Life’s but a walking shadow,
[…]
It is a tale
Told by an idiot of sound and fury,
Signifying nothing[33]
.Женева, Цюрих, Лозанна
1990–2015
Иногда бывает шум.
Как сегодня.
Пронзительный, диссонирующий, резкий.
В их голове.
У них обоих — они просто уничтожены.
Он скорчился в углу кабинета.
Она уронила голову на стол, спрятав лицо в скрещенных руках.
И в наших головах тоже шум.
У меня и у коллег.
Мы застыли на стульях, не зная, что сказать, не зная, что сделать, чтобы вернуть их в реальность.
Ее отрывистые короткие стоны то и дело разрезали тишину.
— Я должна была ее послушать. Она не хотела идти на операцию.
Новый взрыв рыданий.
Чтобы немного успокоить их совесть, я несмело произнес:
— Мы должны были сделать эту операцию. Вам не в чем себя упрекать. Это было необходимо.
Этот шум, этот крик вызвала она, их малышка. Она уже отметила четвертый день рождения. Да, она все еще была немного синюшной, но в ней так и искрилась жизнь. Шалунья и егоза, она никогда не сидела на месте. Она завладела всем пространством в семье, ее присутствие было ярче, а достававшееся ей внимание больше, чем у брата и сестры. И при этом она появилась на свет всего с одной половиной сердца, и ей сразу же после рождения пришлось выдержать первую сложную операцию. Коррекция таких половинных сердец требует трех вмешательств: два в первые месяцы жизни, последнее немного позднее, после двух лет. Риск при этих операциях неравномерен: он очень велик во время первой операции, средний — для второй и небольшой — для третьей. Сегодня, в какой-то степени против всяких ожиданий, именно во время последней операции, наименее опасной, что-то пошло не так. Хотя операция вроде бы прошла хорошо, и вначале мы сообщали родителям скорее хорошие новости.
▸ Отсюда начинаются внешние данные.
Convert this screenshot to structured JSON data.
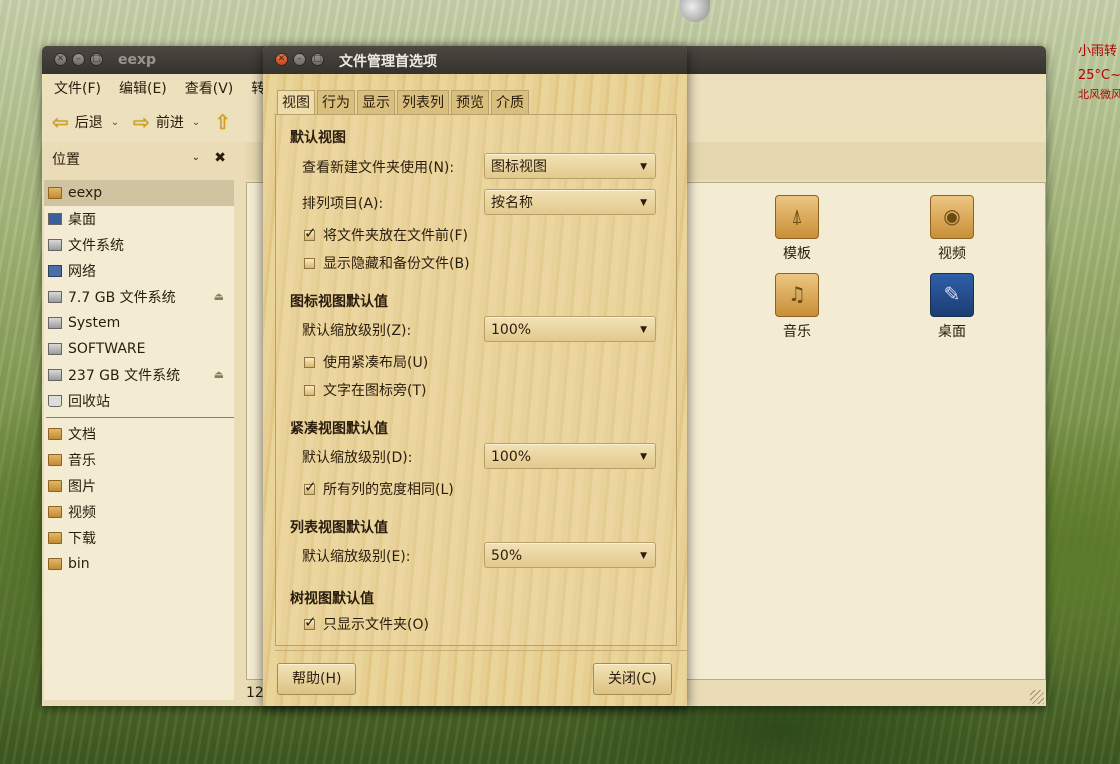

Но девочка не просыпалась. Утром ее зрачки начали расширяться, потом перестали реагировать на свет — крайне тревожный признак. Сканирование подтвердило появление очень опасного отека мозга. Через несколько часов пришлось признать очевидное: при таком патологическом развитии ситуации, которое мы не могли остановить, ее мозг, продолжавший опухать, больше не получал кровоснабжения. И теперь он умер. Малышка умерла.
При последней операции.
Наименее рискованной.
Мы не находили себе места, видя родителей девочки. Мы были вполне уверены, что провели операцию по всем правилам, а с технической точки зрения — мастерски. Причина такого повреждения мозга оставалась загадкой. Ни разу наши мониторы не отмечали проблем с кровоснабжением. Ни разу. И все же… Девочку настигла смерть именно во время нашей операции. Без нас, без нашего вчерашнего вмешательства она была бы еще жива. И хотя мы не чувствовали своей прямой вины в этой драме, мы чувствовали свою ответственность за нее.
Но прежде всего гнетущая тишина кабинета полнилась страданием родителей. Душевная боль излучает волны, которые пронизывают все окружающее пространство. Мы тоже почти не в силах их вынести. Девочку я видел только мельком перед самой операцией, и после ее смеющихся глаз, ее растрепанных кудряшек больше всего боли мне причиняло отчаяние родителей, их подавленные рыдания и сдерживаемый протест, которые причиняют мне боль.
Тот самый шум, сотрясавший все их существо.